José Ramón Alonso de la Torre: «Vilagarcía era muy divertida, muy excitante. Ahora ya no pasan tantas cosas»
AROUSA
Su libro, «Un país que nunca se acaba», será presentado esta tarde por los periodistas de La Voz Antonio Garrido y Serxio González en Vilagarcía, Cidade de Libro
12 jun 2025 . Actualizado a las 05:00 h.Alonso es uno de esos tipos que no recuerda su edad. Por la elasticidad de su cara se podría adivinar que rondará, como mucho, los 60. Por lo desvergonzado de sus palabras, sin embargo, da la impresión de que ha vivido lo suficiente como para andarse ya con delicadezas. Entonces lo sospechas: «Este señor debe estar acariciando los setenta». José Ramón Alonso de la Torre, (Cáceres, 1957) escritor y columnista, viajero y observador de las ciudades que habita, presentará este jueves en Vilagarcía, Cidade de libro Un país que nunca se acaba, una antología de artículos periodísticos para comprender Extremadura, Galicia y otros rincones de la España vaciada, escritos por Alonso a lo largo de casi cuarenta años de oficio.

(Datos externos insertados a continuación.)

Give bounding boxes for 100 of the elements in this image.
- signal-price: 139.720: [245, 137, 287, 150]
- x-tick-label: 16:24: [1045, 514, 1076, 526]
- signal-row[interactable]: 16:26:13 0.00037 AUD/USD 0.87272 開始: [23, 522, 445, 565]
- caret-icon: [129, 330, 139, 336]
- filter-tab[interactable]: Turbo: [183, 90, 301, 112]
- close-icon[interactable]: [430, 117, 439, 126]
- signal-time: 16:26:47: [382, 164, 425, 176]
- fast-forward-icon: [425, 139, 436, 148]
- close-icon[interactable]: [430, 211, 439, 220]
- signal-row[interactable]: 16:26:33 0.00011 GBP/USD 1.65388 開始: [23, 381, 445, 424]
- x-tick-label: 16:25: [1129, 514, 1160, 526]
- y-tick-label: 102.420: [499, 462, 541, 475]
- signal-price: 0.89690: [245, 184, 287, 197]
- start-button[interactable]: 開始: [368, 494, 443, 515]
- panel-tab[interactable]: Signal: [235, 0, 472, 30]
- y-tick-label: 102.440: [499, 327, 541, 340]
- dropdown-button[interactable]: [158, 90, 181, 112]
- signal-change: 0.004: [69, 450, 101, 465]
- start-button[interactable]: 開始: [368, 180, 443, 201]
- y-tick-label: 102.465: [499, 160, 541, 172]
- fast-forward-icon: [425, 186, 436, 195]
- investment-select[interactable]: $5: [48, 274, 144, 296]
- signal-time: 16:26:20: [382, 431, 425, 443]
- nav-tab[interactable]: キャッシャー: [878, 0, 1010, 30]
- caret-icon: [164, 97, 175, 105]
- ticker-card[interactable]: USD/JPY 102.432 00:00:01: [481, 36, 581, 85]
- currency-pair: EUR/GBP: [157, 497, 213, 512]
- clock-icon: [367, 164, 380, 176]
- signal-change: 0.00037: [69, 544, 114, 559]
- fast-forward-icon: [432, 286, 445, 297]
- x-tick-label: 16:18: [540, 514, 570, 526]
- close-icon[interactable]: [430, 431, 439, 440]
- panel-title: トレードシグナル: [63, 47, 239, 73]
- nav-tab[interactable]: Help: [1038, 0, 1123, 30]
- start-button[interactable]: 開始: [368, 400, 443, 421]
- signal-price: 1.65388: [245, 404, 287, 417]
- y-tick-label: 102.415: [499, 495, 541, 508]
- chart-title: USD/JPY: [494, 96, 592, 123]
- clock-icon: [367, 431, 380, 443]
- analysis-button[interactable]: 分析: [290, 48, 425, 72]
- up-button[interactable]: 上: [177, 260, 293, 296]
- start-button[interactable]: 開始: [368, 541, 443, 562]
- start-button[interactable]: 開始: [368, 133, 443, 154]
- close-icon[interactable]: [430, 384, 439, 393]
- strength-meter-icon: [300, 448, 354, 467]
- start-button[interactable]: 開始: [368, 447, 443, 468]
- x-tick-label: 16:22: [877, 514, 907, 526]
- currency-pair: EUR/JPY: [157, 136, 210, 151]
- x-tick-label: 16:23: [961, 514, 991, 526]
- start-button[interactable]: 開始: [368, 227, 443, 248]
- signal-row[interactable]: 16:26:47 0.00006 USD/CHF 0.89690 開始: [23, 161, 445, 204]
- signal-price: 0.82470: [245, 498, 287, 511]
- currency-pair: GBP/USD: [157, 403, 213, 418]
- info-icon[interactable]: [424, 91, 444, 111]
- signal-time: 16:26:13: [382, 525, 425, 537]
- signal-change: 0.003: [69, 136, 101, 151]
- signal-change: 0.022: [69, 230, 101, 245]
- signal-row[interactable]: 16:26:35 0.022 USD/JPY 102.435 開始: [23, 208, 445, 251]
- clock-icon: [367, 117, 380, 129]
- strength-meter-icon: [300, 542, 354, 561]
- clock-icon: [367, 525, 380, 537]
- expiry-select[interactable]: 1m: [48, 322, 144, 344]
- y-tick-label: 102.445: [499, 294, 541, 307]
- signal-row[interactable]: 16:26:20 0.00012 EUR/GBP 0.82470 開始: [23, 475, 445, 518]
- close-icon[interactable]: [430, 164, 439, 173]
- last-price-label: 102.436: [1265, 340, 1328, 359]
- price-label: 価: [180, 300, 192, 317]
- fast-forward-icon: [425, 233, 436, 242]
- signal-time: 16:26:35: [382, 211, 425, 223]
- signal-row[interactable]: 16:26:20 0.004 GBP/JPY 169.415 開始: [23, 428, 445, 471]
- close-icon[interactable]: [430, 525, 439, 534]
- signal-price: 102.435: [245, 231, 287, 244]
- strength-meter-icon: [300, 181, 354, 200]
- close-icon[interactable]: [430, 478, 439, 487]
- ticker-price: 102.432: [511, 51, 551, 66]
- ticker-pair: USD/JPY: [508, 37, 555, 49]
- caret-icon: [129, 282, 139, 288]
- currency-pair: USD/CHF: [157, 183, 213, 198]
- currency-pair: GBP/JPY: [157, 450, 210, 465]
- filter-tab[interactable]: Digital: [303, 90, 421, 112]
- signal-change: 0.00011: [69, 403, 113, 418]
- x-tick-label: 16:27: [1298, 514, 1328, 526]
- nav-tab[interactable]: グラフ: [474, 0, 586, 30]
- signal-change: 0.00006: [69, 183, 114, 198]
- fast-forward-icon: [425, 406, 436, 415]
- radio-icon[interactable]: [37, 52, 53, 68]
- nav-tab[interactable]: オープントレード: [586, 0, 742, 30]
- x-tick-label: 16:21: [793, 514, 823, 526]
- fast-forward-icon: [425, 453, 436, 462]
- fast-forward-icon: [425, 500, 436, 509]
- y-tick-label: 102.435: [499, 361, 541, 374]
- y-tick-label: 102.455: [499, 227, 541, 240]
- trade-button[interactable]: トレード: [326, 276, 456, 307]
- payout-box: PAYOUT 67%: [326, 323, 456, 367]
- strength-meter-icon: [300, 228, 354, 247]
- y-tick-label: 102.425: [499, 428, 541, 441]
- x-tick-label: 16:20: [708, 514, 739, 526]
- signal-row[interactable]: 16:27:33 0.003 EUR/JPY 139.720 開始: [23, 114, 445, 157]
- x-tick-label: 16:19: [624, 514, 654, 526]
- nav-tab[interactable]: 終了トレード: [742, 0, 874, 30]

Emigró desde Cáceres a Vilagarcía, motivado por unas fotografías de la ciudad que había visto en un libro de su padre, cuando todavía existía el antiguo muelle de hierro. «Empecé a trabajar en el año 86 en La Voz de Galicia, en Vilagarcía», cuenta Alonso, cuando la ciudad ni se le parecía. «Era muy divertida, muy excitante. Ahora ya no pasan tantas cosas», añade, pero en realidad sí, sí pasan; la diferencia es que ahora se deslizan por las tripas de internet. Ya casi no quedan espías de cortina ni caballeros a la bartola en los bancos de los parques, por eso, para ser un buen relator, has de observar con detenimiento. «Yo voy mucho en el autobús urbano. Mi casa está cerca del centro, pero necesito cogerlo, lo que se escucha es muy divertido», cuenta Alonso.
De las anécdotas recogidas entre mercados y transporte público, callejones y plazas, escribió 12.000 artículos a lo largo de su vida. Y con una sola mano: zurdo por obligación, Alonso escribe con la izquierda con la destreza del que no ha conocido nunca la derecha, tanto, que parece un milagro (así lo cuenta su madre). Eso sí, no le ha impedido cortar filetes ni pelar patatas, y mucho menos escribir. «Menos atarme los cordones, todo», cuenta mientras señala sus zapatos libres de lazos. En su época dorada, cuando se colaba en las entrañas de los rincones más oscuros de la ciudad, Alonso escribía de la misma manera que lo hace ahora: con ilusión. «Llevo 39 años trabajando, mi vida es esto, estar constantemente pendiente de lo que ves», cuenta.
Su última obra, Un país que nunca acaba, es una ruta quijotesca por la realidad social y cultural de los lugares que en él explora, junto a un estilo narrativo característico del autor. «Procuro siempre dar información, intento que el lector conozca temas que ya había olvidado», añade. Como buen observador y relator, habrá cosas de Alonso que nunca sabremos. De eso trata observar: de cargar tus secretos contigo.